此時天已經全黑了,野外生存技巧十級學者吳霁心滅了他的想法:“我們現在已經回不了家了,摸黑下去太危險,要等明天天亮才能走。”
他們現在正好卡在三千多尺的地方,既沒爬到山頂,回也回不去,林頔有點不甘心地站起來,嘗試着繼續往上走。
“沒幾百米了,不然爬上去?我照張照片再回來。”
吳霁心皺着眉頭攔住他,“這條路線防護措施不行,一腳踩空摔下去明天就等着別人給你收屍吧。”
他話還沒說完就看到林頔站起來繼續爬的身影,剛打算追上去就聽到一聲呲——
林頔這個黑夜裏的半盲一定是吃了熊心豹子膽,只憑眼前影影綽綽不清不楚的物影也敢接着往上爬。
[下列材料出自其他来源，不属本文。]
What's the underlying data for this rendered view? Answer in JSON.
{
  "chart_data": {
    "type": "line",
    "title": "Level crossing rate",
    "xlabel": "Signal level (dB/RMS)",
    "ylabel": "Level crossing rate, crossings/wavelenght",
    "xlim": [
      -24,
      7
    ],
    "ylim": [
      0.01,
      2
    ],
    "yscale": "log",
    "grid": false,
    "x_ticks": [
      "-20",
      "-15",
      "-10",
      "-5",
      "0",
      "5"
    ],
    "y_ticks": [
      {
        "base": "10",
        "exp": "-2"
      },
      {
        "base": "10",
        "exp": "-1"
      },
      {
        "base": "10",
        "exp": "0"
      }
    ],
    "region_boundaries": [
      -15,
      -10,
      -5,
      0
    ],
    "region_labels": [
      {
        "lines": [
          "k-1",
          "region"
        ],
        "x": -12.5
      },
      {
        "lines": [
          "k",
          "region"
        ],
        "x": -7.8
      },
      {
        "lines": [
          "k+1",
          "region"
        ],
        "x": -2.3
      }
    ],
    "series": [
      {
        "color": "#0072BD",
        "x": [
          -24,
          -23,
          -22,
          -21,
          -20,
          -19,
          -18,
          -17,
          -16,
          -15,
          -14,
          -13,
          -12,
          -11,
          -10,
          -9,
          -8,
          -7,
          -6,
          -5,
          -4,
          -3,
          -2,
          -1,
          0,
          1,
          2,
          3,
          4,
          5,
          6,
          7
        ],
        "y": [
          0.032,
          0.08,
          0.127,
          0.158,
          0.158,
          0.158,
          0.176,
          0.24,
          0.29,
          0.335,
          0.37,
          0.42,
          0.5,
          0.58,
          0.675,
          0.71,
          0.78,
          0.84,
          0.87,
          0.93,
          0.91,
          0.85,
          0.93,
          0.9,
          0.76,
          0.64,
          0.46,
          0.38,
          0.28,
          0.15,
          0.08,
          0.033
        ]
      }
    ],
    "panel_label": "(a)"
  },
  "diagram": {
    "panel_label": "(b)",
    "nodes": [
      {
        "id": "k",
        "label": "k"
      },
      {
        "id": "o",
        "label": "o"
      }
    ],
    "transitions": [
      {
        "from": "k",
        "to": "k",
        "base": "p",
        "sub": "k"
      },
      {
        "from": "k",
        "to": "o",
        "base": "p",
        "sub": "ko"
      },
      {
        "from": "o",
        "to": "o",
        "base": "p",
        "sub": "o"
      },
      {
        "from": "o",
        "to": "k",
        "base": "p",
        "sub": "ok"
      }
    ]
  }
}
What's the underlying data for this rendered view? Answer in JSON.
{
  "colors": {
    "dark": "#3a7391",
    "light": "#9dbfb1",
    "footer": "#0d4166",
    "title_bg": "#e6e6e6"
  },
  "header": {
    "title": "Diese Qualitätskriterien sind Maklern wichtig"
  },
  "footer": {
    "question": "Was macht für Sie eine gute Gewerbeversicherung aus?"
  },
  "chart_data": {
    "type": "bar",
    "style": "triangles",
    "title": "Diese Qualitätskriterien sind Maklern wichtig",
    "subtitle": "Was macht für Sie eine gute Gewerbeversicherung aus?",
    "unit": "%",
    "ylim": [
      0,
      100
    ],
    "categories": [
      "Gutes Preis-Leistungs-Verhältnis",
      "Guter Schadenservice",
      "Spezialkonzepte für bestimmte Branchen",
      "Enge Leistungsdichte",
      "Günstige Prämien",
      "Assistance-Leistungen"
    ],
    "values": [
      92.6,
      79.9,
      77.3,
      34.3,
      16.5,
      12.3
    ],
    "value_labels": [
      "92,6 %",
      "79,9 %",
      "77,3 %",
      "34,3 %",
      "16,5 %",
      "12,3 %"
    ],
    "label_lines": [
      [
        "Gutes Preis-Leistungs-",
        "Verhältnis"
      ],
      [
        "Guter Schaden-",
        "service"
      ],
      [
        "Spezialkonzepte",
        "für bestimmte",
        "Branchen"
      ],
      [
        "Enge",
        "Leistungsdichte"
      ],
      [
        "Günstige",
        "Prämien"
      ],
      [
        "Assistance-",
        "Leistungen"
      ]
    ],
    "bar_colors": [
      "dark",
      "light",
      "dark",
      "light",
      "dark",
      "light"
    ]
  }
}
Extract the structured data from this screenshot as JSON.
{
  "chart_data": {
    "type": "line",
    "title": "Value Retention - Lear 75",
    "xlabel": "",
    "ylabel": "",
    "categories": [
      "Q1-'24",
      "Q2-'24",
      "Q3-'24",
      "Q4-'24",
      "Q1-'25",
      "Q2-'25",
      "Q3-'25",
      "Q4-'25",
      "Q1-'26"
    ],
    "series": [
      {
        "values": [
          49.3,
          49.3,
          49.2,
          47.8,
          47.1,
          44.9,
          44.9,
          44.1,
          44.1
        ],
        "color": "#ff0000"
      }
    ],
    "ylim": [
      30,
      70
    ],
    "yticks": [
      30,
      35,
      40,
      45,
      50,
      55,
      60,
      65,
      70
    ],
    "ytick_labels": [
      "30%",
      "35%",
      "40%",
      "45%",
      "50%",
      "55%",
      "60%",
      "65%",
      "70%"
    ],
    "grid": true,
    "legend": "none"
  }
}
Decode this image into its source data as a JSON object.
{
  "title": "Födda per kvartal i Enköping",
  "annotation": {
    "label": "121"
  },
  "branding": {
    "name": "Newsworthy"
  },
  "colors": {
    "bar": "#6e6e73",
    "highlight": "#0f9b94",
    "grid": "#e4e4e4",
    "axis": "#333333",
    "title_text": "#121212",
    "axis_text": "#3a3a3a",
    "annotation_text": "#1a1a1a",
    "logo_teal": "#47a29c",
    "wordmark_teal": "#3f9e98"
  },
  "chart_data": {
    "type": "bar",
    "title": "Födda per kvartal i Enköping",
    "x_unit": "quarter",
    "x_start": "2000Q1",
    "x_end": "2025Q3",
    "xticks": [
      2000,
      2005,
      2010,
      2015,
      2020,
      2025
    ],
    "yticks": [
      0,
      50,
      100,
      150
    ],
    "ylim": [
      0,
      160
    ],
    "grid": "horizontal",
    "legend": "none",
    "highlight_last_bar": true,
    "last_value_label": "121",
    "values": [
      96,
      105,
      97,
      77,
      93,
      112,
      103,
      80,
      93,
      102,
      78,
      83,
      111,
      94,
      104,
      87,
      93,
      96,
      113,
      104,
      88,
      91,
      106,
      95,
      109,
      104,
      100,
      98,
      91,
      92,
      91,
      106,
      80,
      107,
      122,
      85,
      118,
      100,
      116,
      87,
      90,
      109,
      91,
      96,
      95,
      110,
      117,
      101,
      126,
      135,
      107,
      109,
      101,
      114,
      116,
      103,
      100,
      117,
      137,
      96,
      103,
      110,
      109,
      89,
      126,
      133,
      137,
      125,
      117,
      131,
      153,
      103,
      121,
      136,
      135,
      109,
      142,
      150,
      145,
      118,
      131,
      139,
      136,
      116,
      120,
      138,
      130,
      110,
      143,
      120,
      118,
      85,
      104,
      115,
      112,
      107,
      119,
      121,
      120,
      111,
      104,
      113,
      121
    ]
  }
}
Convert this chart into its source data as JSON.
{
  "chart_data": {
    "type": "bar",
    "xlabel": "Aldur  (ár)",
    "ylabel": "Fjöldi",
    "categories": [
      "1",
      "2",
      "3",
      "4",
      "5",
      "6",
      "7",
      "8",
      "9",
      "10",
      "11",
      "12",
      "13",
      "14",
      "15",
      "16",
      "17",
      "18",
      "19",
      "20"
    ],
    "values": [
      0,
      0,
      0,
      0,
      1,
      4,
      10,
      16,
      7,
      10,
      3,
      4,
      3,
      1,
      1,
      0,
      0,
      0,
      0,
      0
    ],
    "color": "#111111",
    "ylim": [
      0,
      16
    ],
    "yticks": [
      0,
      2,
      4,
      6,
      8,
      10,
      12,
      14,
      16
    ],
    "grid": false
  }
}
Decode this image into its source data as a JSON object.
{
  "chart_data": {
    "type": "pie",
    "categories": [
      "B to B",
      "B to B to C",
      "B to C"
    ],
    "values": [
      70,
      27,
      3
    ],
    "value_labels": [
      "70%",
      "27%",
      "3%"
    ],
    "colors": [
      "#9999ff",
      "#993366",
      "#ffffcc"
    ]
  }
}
忽然,他感到腳底的地面一陣濕滑,剛要心驚膽戰地轉一個方向就一腳踏空,甚至還沒來得及反應身體就先一步向後跌去。
鞋底和石階摩擦發出一陣尖銳刺耳的摩擦聲,兩側林子裏的蟲蛇聽了都要吓得飛竄。吳霁心眼疾手快地抓住他的袖子,可林頔畢竟是一個男人,沖力和體重反而拉扯着試圖拉住他的吳霁心一起跌下去。
他倆的登山包還放在石階上,沒了登山包保護的兩個人就像兩個活肉盾任這一節節冷似冰塊的石階淩辱。
那一刻林頔真的以為自己會摔下山,他甚至在跌下去的一瞬間還不乏幽默地想這種死法也太醜了。
但他想象中的疼痛并沒有來,吳霁心在意識到他倆都難逃跌下去的命運之後迅速把他緊緊地護在懷裏,用自己肉身抵擋張着巨口獠牙的石階。
他們滾了幾十米,直到在一個拐彎處重重地撞上了石頭才停下。
吳霁心确定他倆不會再繼續往下滾後才松開林頔,石階之間的間隙很大,吳霁心抱着一個人相當于承擔雙份重量,脊背和腿在這幾十米的颠簸過程中被刺的幾乎沒了知覺,但他竟然還維持着原來的那幅波瀾不驚的表情,只是動作略顯艱難。
他從地上爬起來的第一件事是問林頔:“你沒事吧?”
林頔當然沒什麽事,有人給他當活肉盾,把該受的全受完了,他除了腳踝有幾處不嚴重的刮傷以外其他地方可以說毫發未損,反倒是吳霁心渾身上下被尖厲的石階齊齊整整切割了一遍。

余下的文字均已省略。